INTRODUCTIION

The nuclear matrix is an essential component of the nucleus which is important for the nuclear structural integrity and specific genomic functions1, 2. Several articles have reported that the nuclear matrix, as a higher order framework structures, might be disassembled during the apoptotic process3, 4, 5. Accordingly, nuclear lamins A/C or B have been found to decrease in apoptotic thymocytes6, T cells7, and carcinoma cell line 8, 9. The nucleolar protein B23, an obscure matrix protein has been reported to be degraded early in apoptotic prostate cells10. The above mentioned studies were mainly based on the use of immunocytochemical andultra- structural analysis11, 12. A detailed biochemical alterations of nuclear matrix protein (NMP) during apoptotic process have not been comprehensively investigated and therefore deserve further study.

High resolution two-dimentional gel electrophoresis (2-D gel) is an updated powerful tool for proteomics and functional analysis of the genome13, 14, since the technique had successfully been established to resolve 1100 different components from Escherichia coli15. Furthermore, in recent year, several proteins have been recognized as protein associated with nuclear matrix. Promyelocytic leukemia (PML) protein, a growth and transformation suppressor, was found in the nuclear bodies, which are mostly nuclear matrix-associated16. The PML and retinoic acid receptor-a (RARα) transcription factor leads gene are involved at the translocation breakpoint (15; 17) (q22; q12).
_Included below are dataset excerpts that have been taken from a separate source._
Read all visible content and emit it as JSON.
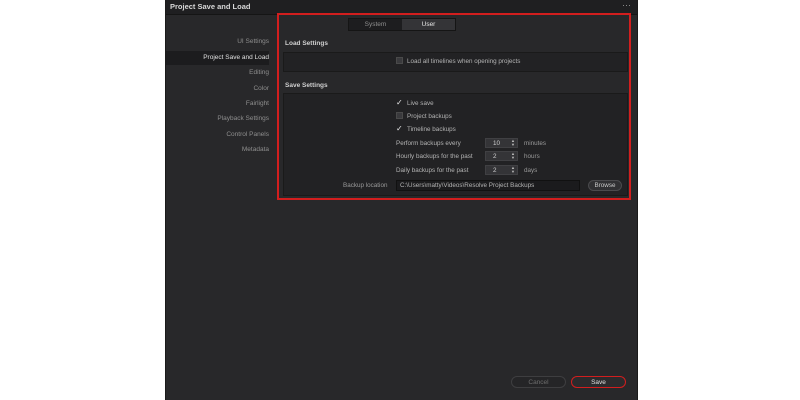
{
  "window": {
    "title": "Project Save and Load",
    "menu_icon": "more-dots-icon",
    "menu_glyph": "···"
  },
  "sidebar": {
    "items": [
      {
        "label": "UI Settings",
        "active": false
      },
      {
        "label": "Project Save and Load",
        "active": true
      },
      {
        "label": "Editing",
        "active": false
      },
      {
        "label": "Color",
        "active": false
      },
      {
        "label": "Fairlight",
        "active": false
      },
      {
        "label": "Playback Settings",
        "active": false
      },
      {
        "label": "Control Panels",
        "active": false
      },
      {
        "label": "Metadata",
        "active": false
      }
    ]
  },
  "tabs": [
    {
      "label": "System",
      "active": false
    },
    {
      "label": "User",
      "active": true
    }
  ],
  "load_settings": {
    "heading": "Load Settings",
    "load_all_timelines": {
      "label": "Load all timelines when opening projects",
      "checked": false
    }
  },
  "save_settings": {
    "heading": "Save Settings",
    "live_save": {
      "label": "Live save",
      "checked": true
    },
    "project_backups": {
      "label": "Project backups",
      "checked": false
    },
    "timeline_backups": {
      "label": "Timeline backups",
      "checked": true
    },
    "perform_backups": {
      "label": "Perform backups every",
      "value": "10",
      "unit": "minutes"
    },
    "hourly_backups": {
      "label": "Hourly backups for the past",
      "value": "2",
      "unit": "hours"
    },
    "daily_backups": {
      "label": "Daily backups for the past",
      "value": "2",
      "unit": "days"
    },
    "backup_location": {
      "label": "Backup location",
      "value": "C:\\Users\\matty\\Videos\\Resolve Project Backups",
      "browse_label": "Browse"
    }
  },
  "footer": {
    "cancel_label": "Cancel",
    "save_label": "Save"
  },
  "glyphs": {
    "check": "✓",
    "spin_up": "▲",
    "spin_down": "▼"
  },
  "colors": {
    "highlight": "#d21e1e",
    "background": "#28282a",
    "save_border": "#d21e1e"
  }
}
This translocation event to the fusion of PML and retinoic acid receptor-α(RARα) genes and encoding of PML-RARa fusion protein17, 18. Nuclear matrix appears to be a target for heat shock effects and a determinant for stress response (HSC70, HSP70)19, 20. NuMA (nuclear mitotic apparatus protein), now known as NMP, was first described in 1980. It is in the nucleus and, during mitosis, it moves to the polar region of the mitotic spindle21.

In this report, we have used HL-60 cells as a model system to evaluate the dynamic alterations of nuclear matrix proteins after the induction of cell death with an antineoplastic agent etoposide. 2-D gel analysis of NMP was performed during the progress of apoptosis. The involvement ofsome nuclear matrix associated proteins was also studied by Western blotting analysis. The data thus far obtained indicated that the constituents of nuclear matrix proteins changed quite a lot during the early phases of apoptotic activation by etoposide. The disappearance of two unknown proteins and the change of the expression pattern of some nuclear matrix proteins are especially noticeable, which deserve further studies to understand the basic mechanisms leading to altered nucleus during apoptosis.

MATERIALS AND METHODS

Cell culture

HL-60 cells, a peripheral blood leukocyte from an acute promyelocytic leukaemia, were cultured in RPMI 1640 medium, 10% heat-inactivated fetal calf serum and 100 μg/ml streptomycin/penicillin, in 75 cm culture vessels in a humidified 5% CO2(v/v) incubator at 37°C. The cells were routinely kept in the logarithmic growth phase by diluting with fresh medium at least every third days.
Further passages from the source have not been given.